Today, the ethical production of slippers and other wool products supports approximately one hundred Mongolian families. The Norwegian founders, in cooperation with the development bank Inovasjon Norge, are trying to develop business in the region and to ensure that the beneficiaries of production profits become employees as much as possible. It is also a condition that production in Mongolia is based on local raw materials and that the development of people takes place here by Tova offering them decent working conditions as well as salary and development opportunities.
Ethical trade is generally about achieving decent working and environmental conditions in places where goods are produced, which are then sold (and consumed) mainly in the West. However, it is not enough that only producers have an ethical mindset, but also their consumers, i.e. end customers.
Wool felting (toving in Norwegian, hence Tova) has a long tradition in Mongolia. It is thanks to its Mongolian employees that Tova can create high-quality felt products that build on Norwegian design and the tradition of Scandinavian wool. Tova, these are mainly high-quality slippers that are already as famous as the Mongolian wool felting tradition itself.
Tova's production takes place in the town of Darhan in northern Mongolia, not far from the border with Siberia. In this area, there is not only high unemployment, but also harsh conditions for life in general.

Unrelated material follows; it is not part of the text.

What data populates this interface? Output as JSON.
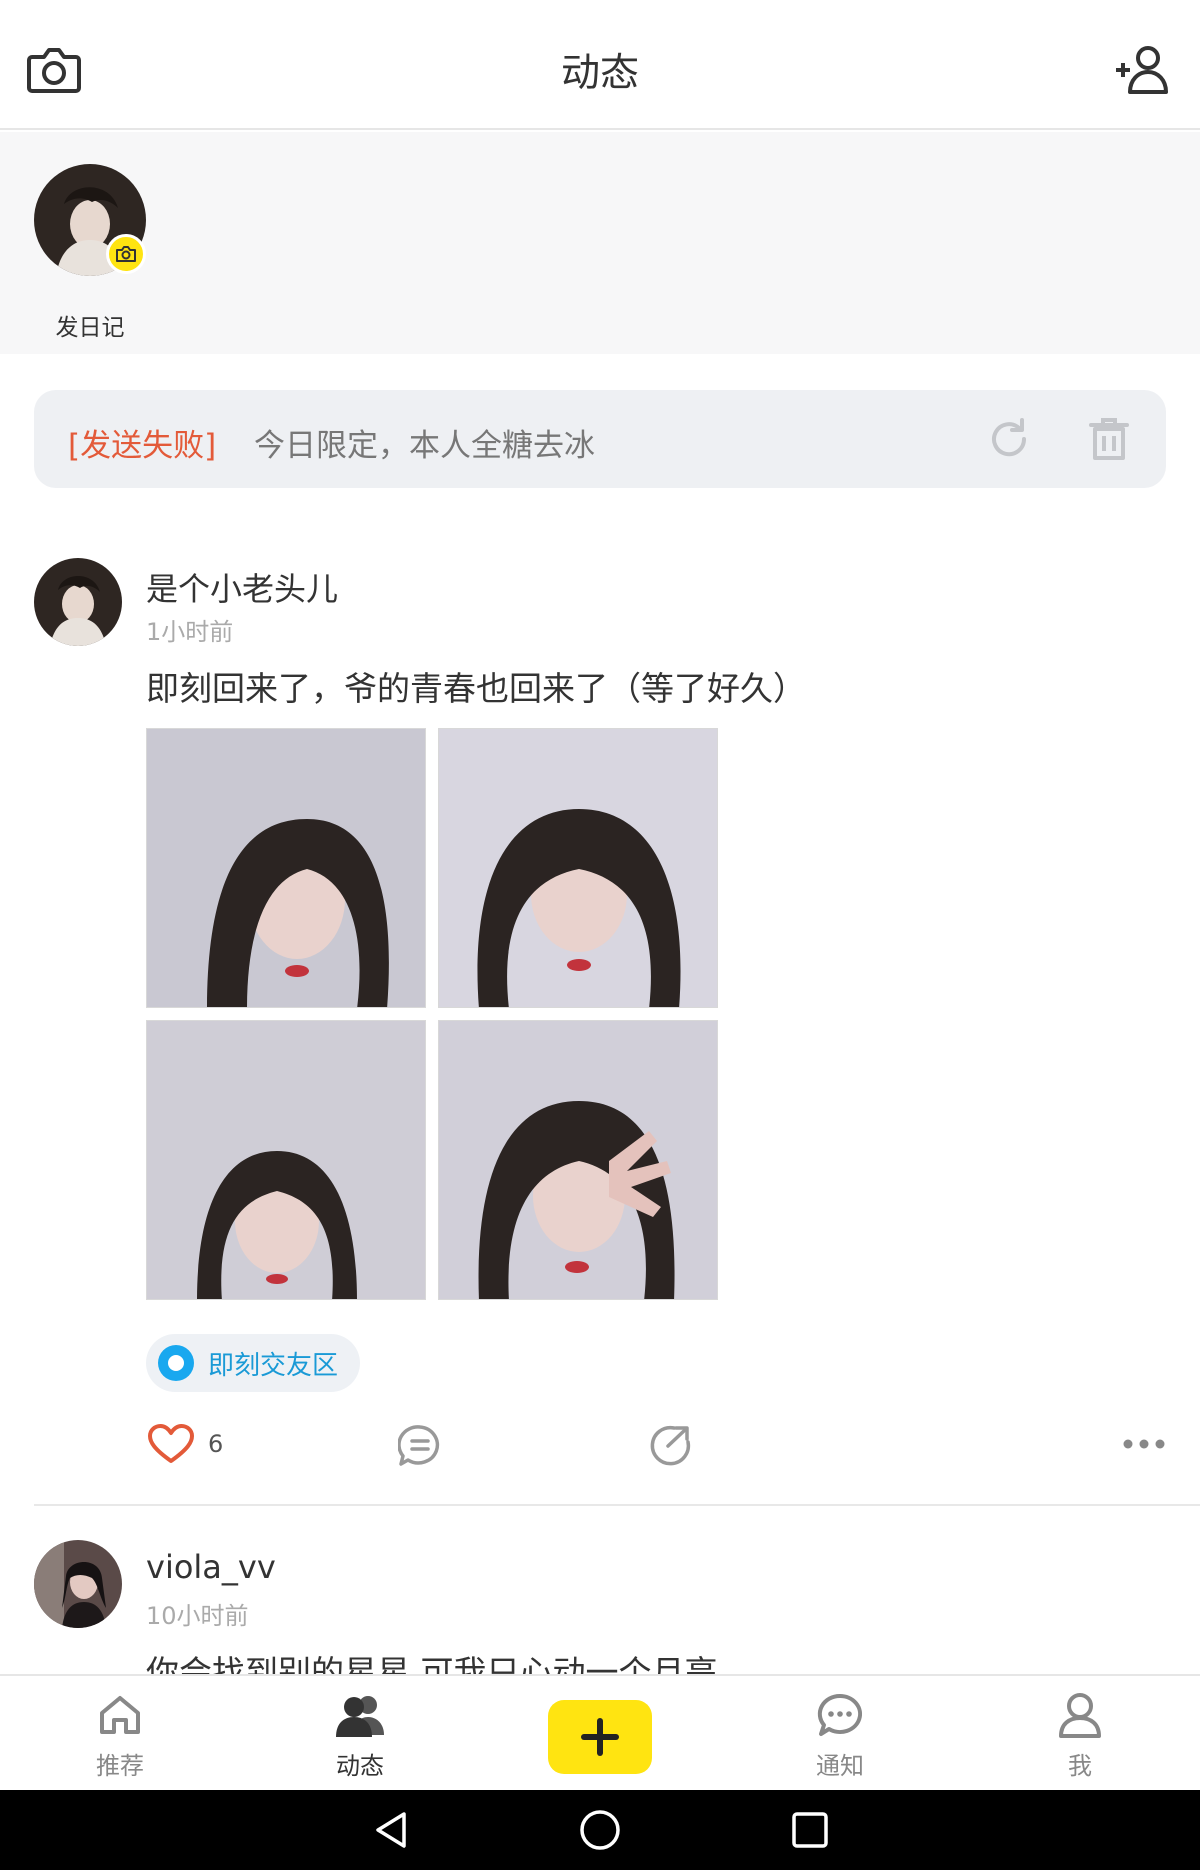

The salaries of Tova employees are continuously adjusted depending on inflation, which is unfortunately quite high in Mongolia. The owners of the company are trying to ensure that its workers earn a good living even from the money earned during normal working hours.
There are more sheep than people in Mongolia. There is also the merino breed, which gives the finest wool with unique properties for making clothes. But until recently, this breed was dying out here, which was reversed thanks to the Norwegian help. It is the merino wool from this breed that Tova uses in the making of its products.
The producer strives for sustainable production, which it ensures through direct communication with herdsmen. Thanks to this, the logistics of shearing and transporting wool are handled much better than before, and piles of wool are no longer rotting without use as they used to. Merino wool is now a sought-after intermediate product in Mongolia and thus a valuable source of income for shepherds and sheep farmers.
The leather soles of Tova slippers are then made from real cattle hide, which the people of the Norwegian company carefully select themselves. Fine merino wool is then processed with their own hands by skilled Mongolian employees who continue the mentioned long-term tradition.